Alongside the river Elbe between Berlin and Hamburg, a family farm sits in a particularly tumultuous region, one that saw both world wars and defined East and West Germany. Mascha Schilinski’s Sound of Falling braids together the lives of four generations of inhabitants of this place: Alma (Hanna Heckt) in the early 20th century, Erika (Lea Drinda) in the 1940s, Angelika (Lena Urzendowsky) in the 1980s, and Lenka (Laeni Geiseler) in the present. As time moves both forwards and backwards throughout the encampment, where walls can all but talk, each character faces her unwitting, often unfortunate, fate and the home itself becomes a mirror to the nation’s brutal and tormented history.

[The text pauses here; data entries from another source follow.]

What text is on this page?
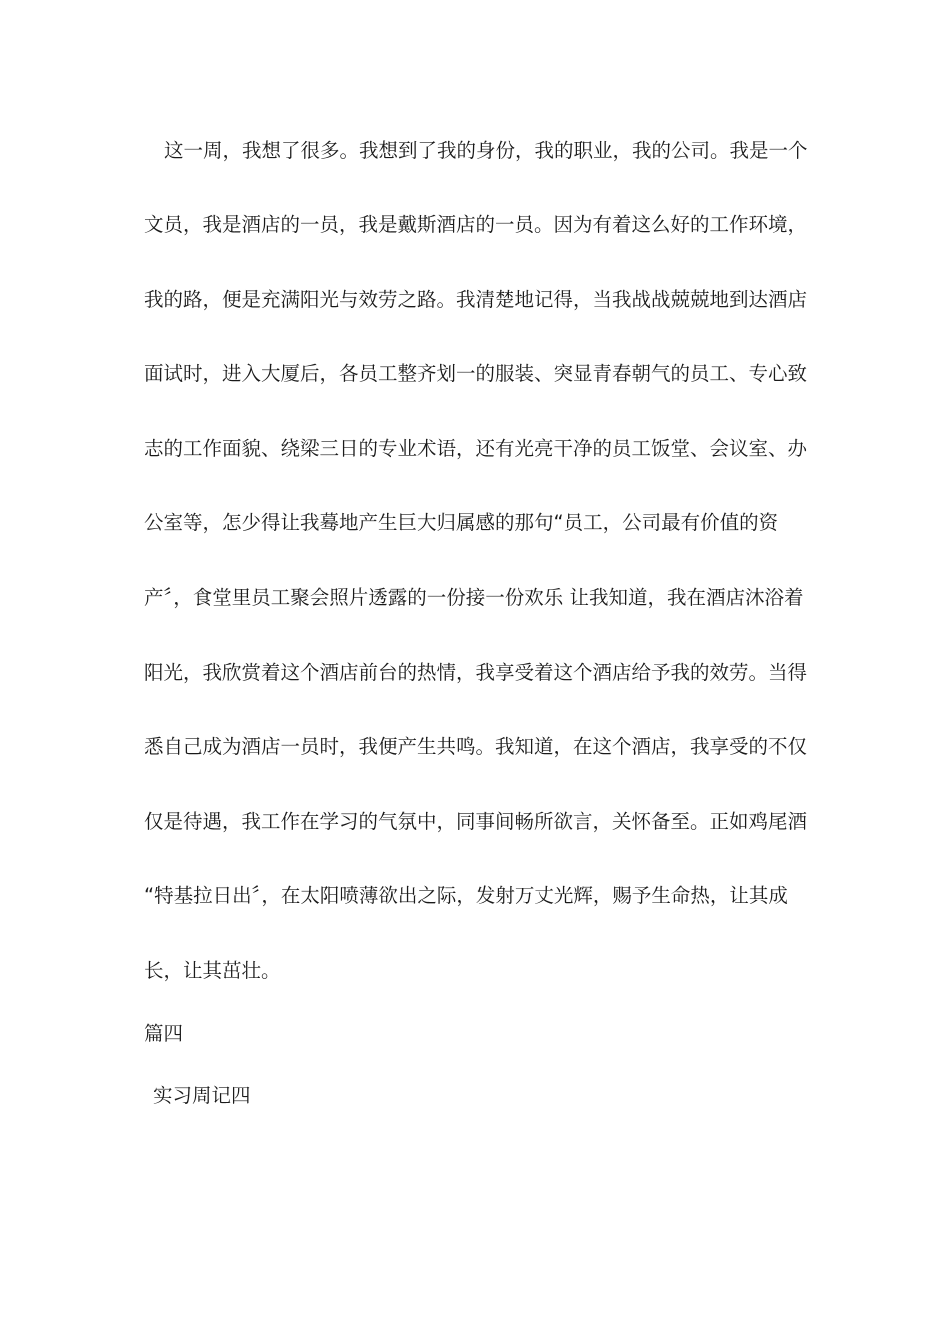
这一周，我想了很多。我想到了我的身份，我的职业，我的公司。我是一个
文员，我是酒店的一员，我是戴斯酒店的一员。因为有着这么好的工作环境，
我的路，便是充满阳光与效劳之路。我清楚地记得，当我战战兢兢地到达酒店
面试时，进入大厦后，各员工整齐划一的服装、突显青春朝气的员工、专心致
志的工作面貌、绕梁三日的专业术语，还有光亮干净的员工饭堂、会议室、办
公室等，怎少得让我蓦地产生巨大归属感的那句“员工，公司最有价值的资
产〞，食堂里员工聚会照片透露的一份接一份欢乐 让我知道，我在酒店沐浴着
阳光，我欣赏着这个酒店前台的热情，我享受着这个酒店给予我的效劳。当得
悉自己成为酒店一员时，我便产生共鸣。我知道，在这个酒店，我享受的不仅
仅是待遇，我工作在学习的气氛中，同事间畅所欲言，关怀备至。正如鸡尾酒
“特基拉日出〞，在太阳喷薄欲出之际，发射万丈光辉，赐予生命热，让其成
长，让其茁壮。
篇四
实习周记四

As ferocity and violence, usually at the hands of men, hides around every corner regardless of the decade, Schilinski’s characters struggle to define themselves in societies that see them as expendable servants, spoils of war, or sexual playthings. Winner of the Jury Prize at Cannes, Schilinski’s sophomore film is rich with craft and haunting detail. Co-written with Louise Peter and shot by Fabian Gamper whose camera moves like a ghost through the farm’s nooks and crannies, Sound of Falling is a sombre, poetic, and skilled chronicle that reverberates beyond its volatile confines.

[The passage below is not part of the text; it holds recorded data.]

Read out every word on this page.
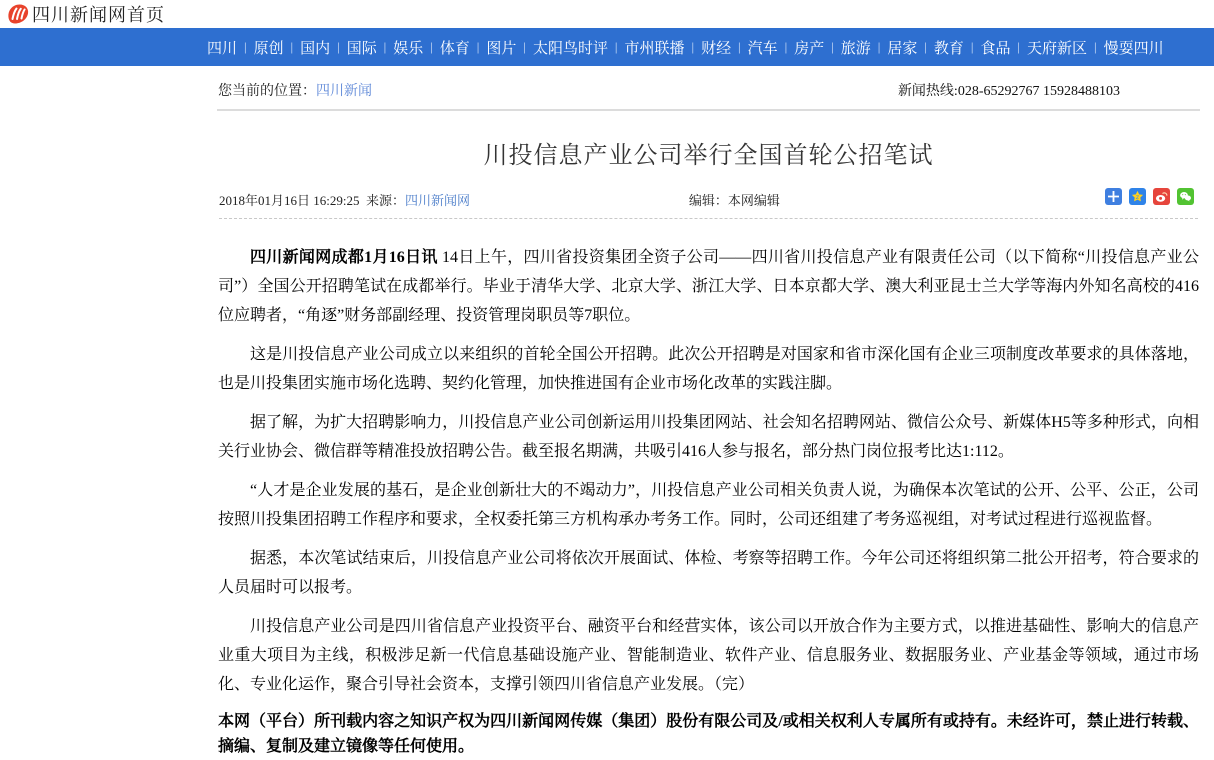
四川新闻网首页
四川 | 原创 | 国内 | 国际 | 娱乐 | 体育 | 图片 | 太阳鸟时评 | 市州联播 | 财经 | 汽车 | 房产 | 旅游 | 居家 | 教育 | 食品 | 天府新区 | 慢耍四川
您当前的位置：四川新闻	新闻热线:028-65292767 15928488103
川投信息产业公司举行全国首轮公招笔试
2018年01月16日 16:29:25 来源：四川新闻网	编辑：本网编辑	Z

四川新闻网成都1月16日讯 14日上午，四川省投资集团全资子公司——四川省川投信息产业有限责任公司（以下简称“川投信息产业公司”）全国公开招聘笔试在成都举行。毕业于清华大学、北京大学、浙江大学、日本京都大学、澳大利亚昆士兰大学等海内外知名高校的416位应聘者，“角逐”财务部副经理、投资管理岗职员等7职位。

这是川投信息产业公司成立以来组织的首轮全国公开招聘。此次公开招聘是对国家和省市深化国有企业三项制度改革要求的具体落地，也是川投集团实施市场化选聘、契约化管理，加快推进国有企业市场化改革的实践注脚。

据了解，为扩大招聘影响力，川投信息产业公司创新运用川投集团网站、社会知名招聘网站、微信公众号、新媒体H5等多种形式，向相关行业协会、微信群等精准投放招聘公告。截至报名期满，共吸引416人参与报名，部分热门岗位报考比达1:112。

“人才是企业发展的基石，是企业创新壮大的不竭动力”，川投信息产业公司相关负责人说，为确保本次笔试的公开、公平、公正，公司按照川投集团招聘工作程序和要求，全权委托第三方机构承办考务工作。同时，公司还组建了考务巡视组，对考试过程进行巡视监督。

据悉，本次笔试结束后，川投信息产业公司将依次开展面试、体检、考察等招聘工作。今年公司还将组织第二批公开招考，符合要求的人员届时可以报考。

川投信息产业公司是四川省信息产业投资平台、融资平台和经营实体，该公司以开放合作为主要方式，以推进基础性、影响大的信息产业重大项目为主线，积极涉足新一代信息基础设施产业、智能制造业、软件产业、信息服务业、数据服务业、产业基金等领域，通过市场化、专业化运作，聚合引导社会资本，支撑引领四川省信息产业发展。（完）

本网（平台）所刊载内容之知识产权为四川新闻网传媒（集团）股份有限公司及/或相关权利人专属所有或持有。未经许可，禁止进行转载、摘编、复制及建立镜像等任何使用。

German with English subtitles.
FESTIVALS & AWARDS
Cannes Film Festival 2025 | Winner: Jury Prize
Toronto International Film Festival 2025 | Official Selection
Melbourne International Film Festival 2025 | Official Selection
British Independent Film Awards 2025 | Nominee: Best International Independent Film
Screening at Luna Leederville from February 19.
Opening Date
Thursday, Feb 19, 2026
Rating
CTC
Length
155m
Genre
New Release
Reviews
It’s been a while since I’ve seen a filmmaker wield the tools of her craft with such an ingenious and committed sense of mischief. Sound of Falling... is both disorienting and enveloping; it knocks you off your feet and then sweeps you up again.
Schilinski’s direction is intoxicating and unnerving, refusing easy explanations as it immerses viewers in a dreamlike atmosphere.
★★★★★ Schilinski is in such control of every frame, every cut, prop and camera move that it’s often breathtaking.
An astonishing work.
Reminds us how the cinema can still reinvent itself, as long as there are directors like Schilinski audacious enough to try.